Le tremblement de terre a donné une nouvelle orientation à son projet. Dans quelques années, le Collège Suisse sera probablement plus grand, plus solide et plus utile que jamais.
Le niveau primaire compte 12 professeurs et 320 élèves, des enfants défavorisés qui travaillent dans des familles aisés.
Le niveau secondaire compte 35 professeurs et 310 élèves jusqu’au bac haïtien et français.
Les cours d’alphabétisation comptent 25 professeurs et 150 jeunes adultes.
L’école est autosuffisante.
En 1973, ce Suisse de 39 ans découvre Haïti à l’occasion d’un tour du monde.
Il commence à enseigner les maths comme volontaire à Jacmel.
Sur 800 écoles secondaires de Haïti, le Collège suisse de Gottfried Kräuchis fait partie des dix meilleurs.
Un an après le séisme, il remettait l’administration de son projet à son fils, Stephan Kräuchi.
Gottfried Kräuchi a fondé l’association du Collège Suisse Haïti (ACSH) avec siège à Fribourg. Celle-ci soutient l’école en cas de situations difficiles et pour les grands investissements.
Les 18 écoles suisses à l’étranger comptentenviron 6700 élèves.

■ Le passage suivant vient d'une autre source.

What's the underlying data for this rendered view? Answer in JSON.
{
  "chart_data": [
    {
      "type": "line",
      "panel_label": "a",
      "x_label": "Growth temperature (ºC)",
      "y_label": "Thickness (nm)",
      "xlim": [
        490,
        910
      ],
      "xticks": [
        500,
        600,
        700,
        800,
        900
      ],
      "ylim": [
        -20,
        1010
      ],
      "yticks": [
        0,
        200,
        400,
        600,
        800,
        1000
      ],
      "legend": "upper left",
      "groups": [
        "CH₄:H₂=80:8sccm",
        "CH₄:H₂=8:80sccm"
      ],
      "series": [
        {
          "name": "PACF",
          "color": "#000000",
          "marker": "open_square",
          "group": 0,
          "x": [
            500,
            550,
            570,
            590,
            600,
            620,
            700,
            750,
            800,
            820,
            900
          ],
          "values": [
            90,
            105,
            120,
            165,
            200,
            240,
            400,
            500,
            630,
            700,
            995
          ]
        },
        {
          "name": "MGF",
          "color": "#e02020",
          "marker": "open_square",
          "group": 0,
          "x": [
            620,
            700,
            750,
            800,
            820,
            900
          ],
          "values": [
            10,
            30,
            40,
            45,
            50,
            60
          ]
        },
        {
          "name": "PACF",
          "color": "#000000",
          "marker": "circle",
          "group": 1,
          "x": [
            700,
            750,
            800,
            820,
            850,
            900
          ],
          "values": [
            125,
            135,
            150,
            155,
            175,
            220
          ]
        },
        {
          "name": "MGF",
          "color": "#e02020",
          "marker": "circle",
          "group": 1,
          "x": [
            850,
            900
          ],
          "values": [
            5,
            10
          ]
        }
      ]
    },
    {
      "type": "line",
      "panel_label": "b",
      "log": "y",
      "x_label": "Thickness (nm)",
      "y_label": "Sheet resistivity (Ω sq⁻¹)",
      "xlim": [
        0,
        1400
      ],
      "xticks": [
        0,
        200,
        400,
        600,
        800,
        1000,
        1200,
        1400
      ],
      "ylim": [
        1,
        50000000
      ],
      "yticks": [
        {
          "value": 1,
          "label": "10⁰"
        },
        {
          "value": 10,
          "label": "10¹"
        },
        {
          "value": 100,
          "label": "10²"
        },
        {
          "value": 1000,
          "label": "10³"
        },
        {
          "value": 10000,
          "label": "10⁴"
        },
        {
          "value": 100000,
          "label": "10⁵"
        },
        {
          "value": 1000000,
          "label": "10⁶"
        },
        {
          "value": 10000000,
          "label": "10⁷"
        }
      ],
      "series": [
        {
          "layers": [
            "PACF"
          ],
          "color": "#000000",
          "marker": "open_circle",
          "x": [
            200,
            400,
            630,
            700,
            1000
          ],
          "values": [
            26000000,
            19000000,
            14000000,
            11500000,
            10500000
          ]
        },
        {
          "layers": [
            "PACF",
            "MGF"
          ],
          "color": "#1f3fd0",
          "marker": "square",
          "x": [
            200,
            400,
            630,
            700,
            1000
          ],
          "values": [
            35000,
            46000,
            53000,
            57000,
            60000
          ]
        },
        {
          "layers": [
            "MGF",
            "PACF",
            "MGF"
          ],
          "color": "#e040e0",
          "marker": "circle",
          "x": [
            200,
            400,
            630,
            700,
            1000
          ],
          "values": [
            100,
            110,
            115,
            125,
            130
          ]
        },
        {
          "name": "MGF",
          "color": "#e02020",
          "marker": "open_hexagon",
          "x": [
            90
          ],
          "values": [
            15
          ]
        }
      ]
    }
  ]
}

Pour les enfants suisses, il s’agit d’entretenir un lien avec leur pays.
Le Collège Suisse de Gottfried Kräuchi ne reçoit pas de soutien financier de la Confédération parce qu’il n’a pas d’élèves suisses. «Nous ne recevons pas d’argent de la Suisse officielle, mais j’apprécie le soutien moral que nous accorde Berne», déclare Gottfried Kräuchi.